【短編集】あなたのおかげで今、わたしは幸せです

1.

「これはあくまでわたくしの考えなのだけど……」


 と、お茶会の主であるエズメが話を切り出す。その瞬間、会場にピリリとした緊張感が漂った。


(今日はなにをおっしゃる気だろう)


 アメリーがゴクリと息をのむ。ドキドキと鳴り響く心臓。エズメ以外のみんなが目配せをしつつ、何食わぬ雰囲気を装っている。

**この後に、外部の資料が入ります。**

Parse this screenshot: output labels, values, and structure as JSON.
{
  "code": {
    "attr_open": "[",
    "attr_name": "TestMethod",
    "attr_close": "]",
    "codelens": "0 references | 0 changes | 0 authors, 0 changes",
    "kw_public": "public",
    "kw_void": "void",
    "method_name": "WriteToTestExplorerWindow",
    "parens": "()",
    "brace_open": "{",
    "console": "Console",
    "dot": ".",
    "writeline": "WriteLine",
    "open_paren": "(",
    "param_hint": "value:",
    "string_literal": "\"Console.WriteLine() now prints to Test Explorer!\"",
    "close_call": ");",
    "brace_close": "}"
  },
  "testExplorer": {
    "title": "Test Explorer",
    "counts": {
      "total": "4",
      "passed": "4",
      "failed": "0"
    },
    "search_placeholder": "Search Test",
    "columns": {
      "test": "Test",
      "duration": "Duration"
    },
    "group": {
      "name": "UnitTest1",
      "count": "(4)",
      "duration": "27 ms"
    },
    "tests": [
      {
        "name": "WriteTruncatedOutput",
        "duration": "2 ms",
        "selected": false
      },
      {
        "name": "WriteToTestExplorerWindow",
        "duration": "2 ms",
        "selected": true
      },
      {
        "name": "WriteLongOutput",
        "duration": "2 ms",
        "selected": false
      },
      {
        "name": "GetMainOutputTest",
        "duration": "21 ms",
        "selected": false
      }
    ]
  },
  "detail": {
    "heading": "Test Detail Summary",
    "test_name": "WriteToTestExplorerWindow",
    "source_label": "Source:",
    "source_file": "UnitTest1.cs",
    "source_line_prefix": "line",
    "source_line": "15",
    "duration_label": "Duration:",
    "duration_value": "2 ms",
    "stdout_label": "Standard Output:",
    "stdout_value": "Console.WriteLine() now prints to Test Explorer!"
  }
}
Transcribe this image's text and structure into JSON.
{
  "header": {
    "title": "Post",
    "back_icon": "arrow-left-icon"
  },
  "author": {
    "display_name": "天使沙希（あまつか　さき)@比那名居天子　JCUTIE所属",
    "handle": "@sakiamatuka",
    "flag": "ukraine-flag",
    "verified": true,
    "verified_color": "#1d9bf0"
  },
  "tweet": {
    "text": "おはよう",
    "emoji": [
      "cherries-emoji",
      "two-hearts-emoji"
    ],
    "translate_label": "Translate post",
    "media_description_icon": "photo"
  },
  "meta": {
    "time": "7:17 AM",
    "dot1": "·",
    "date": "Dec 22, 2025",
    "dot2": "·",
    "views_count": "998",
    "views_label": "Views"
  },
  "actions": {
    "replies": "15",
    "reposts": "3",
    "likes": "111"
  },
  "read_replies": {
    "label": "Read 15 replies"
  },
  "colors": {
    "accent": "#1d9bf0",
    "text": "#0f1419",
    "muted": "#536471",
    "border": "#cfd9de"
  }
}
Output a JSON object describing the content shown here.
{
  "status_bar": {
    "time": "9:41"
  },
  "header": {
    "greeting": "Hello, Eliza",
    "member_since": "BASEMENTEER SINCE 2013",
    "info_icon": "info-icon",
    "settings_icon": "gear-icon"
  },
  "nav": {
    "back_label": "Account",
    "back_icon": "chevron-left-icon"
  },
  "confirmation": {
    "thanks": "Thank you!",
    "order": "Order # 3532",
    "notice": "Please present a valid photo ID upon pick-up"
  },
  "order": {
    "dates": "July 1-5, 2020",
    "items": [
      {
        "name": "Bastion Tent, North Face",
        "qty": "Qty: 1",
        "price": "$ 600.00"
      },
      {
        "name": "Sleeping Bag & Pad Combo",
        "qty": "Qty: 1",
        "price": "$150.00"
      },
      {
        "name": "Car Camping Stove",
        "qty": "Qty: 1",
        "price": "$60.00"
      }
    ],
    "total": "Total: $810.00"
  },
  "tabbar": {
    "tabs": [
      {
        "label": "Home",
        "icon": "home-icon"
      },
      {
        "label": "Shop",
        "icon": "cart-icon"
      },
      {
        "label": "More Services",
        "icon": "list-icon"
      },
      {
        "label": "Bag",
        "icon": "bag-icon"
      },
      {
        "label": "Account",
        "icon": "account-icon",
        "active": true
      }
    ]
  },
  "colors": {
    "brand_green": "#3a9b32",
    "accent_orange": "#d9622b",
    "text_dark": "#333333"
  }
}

「白や銀のドレスばかり着ている女性って、見ていて恥ずかしい気持ちになりません? ご自分の年齢をわかっていないというか、純情ぶってるというか。『自分はいい子です』ってアピールをされているような気がして、なんだかむず痒くなりますの。似たような服ばかりじゃ貧乏くさい感じもしますし」

(今日は服装の話か……)


 ホッとするやら傷つくやら、アメリーは自分の服装を見下ろしつつ、心の中で小さく息をつく。


「そ……そうかしら? 自分が好きなものをしっかりとお持ちの女性って素敵じゃありませんか?」


 そう返事をしたのは出席者のひとりであるフルール侯爵令嬢だ。エズメのトゲトゲした口調に対し、至極柔らかい口調に笑顔。けれど、エズメはため息混じりに呆れ顔を浮かべた。